Observe all men; thyself most.

– Benjamin Franklin

The most valuable type of knowledge is self-knowledge. Knowing your tendencies, preferences, values, personal limits, natural gifts and weaknesses helps you make the right commitments and keep them.

Aside from personal introspection, a good way to learn about yourself is to capture data on how others perceive you. For example, regularly ask your team what you can “Start, Stop and Keep” doing to help them be successful. You can have a “Start, Stop and Keep” discussion after finishing a project, wrapping up a meeting or during a scheduled review.

Another important aspect of self-knowledge is to have a clearly thought out set of personal values, a few things that are vital to you and reflect your uniqueness.  For example, Lee’s personal values are to respect, serve and equip others. Your values should dictate your decisions and behavior, not your circumstances or fleeting feelings. Being a reliable person not only means doing what you say, it also means doing what is right, regardless of what you have committed to.

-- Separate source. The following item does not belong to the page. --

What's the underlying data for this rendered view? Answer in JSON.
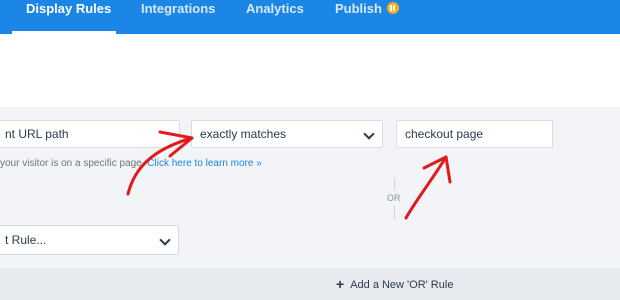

Julie recently attended a session to help students prepare for college, and more importantly, for life. The presenter encouraged students to make early decisions about many things going forward, not just the university they choose. Some of these areas included making early decisions about the vision that they have for their future, what it will take to realize their vision and how they will handle difficult decisions. Since similar decisions lie ahead for each of us, making early decisions now can make the future much easier by:

  1. Removing the stress and pressure of making decisions “in the moment.”
  2. Being comfortable that your decisions are aligned with your values and vision for your life.
  3. Ensuring clear thinking about consequences of decisions – good or bad (i.e., consider today what this action/decision will feel like in five hours, five days and five years).

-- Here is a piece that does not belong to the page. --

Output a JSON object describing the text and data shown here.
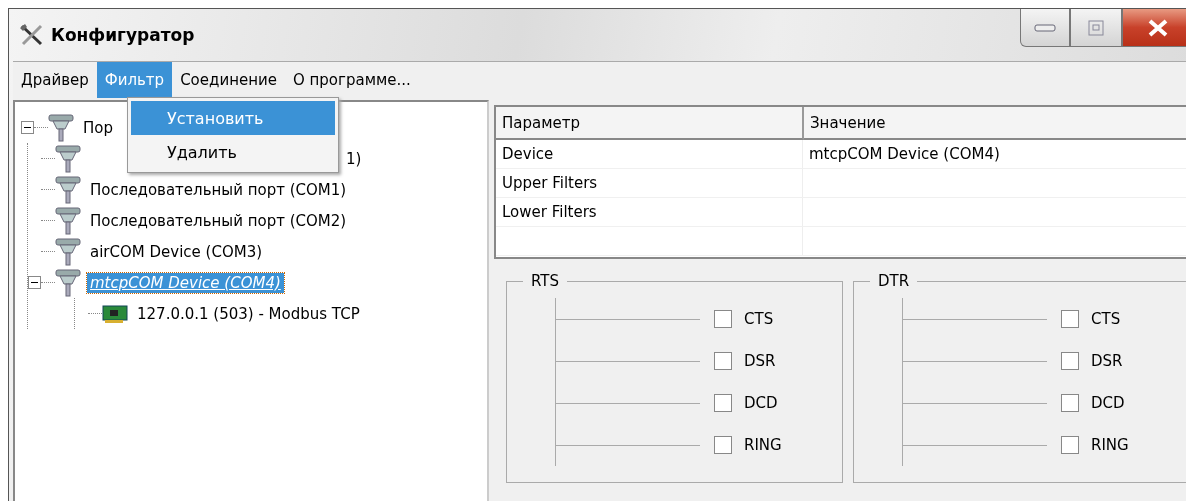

Making early decisions increases the likelihood that you will realize your vision for a project, task, career, family, etc. To this day, Julie honors two early decisions she made in third grade – not to drink coffee or smoke cigarettes. She did not like the smell of the combination of coffee and smoke, so Julie decided to avoid these many years before they were even an option for her. That commitment made it easy to avoid coffee and cigarettes for her entire life. This early decision provided freedom for her and required little thought or energy at future decision points.

In which areas of your life can you make early decisions? Your values, your relationships, your leadership, your faith, your education, your health, your career, your legacy.

It’s never too late to make an early decision. Early decisions help pave the path to your desired future, whether you are in third grade, college or mid-career. Think about the future for you and your team. Make an early decision today to pave a smoother path for tomorrow and to help you become more personally reliable.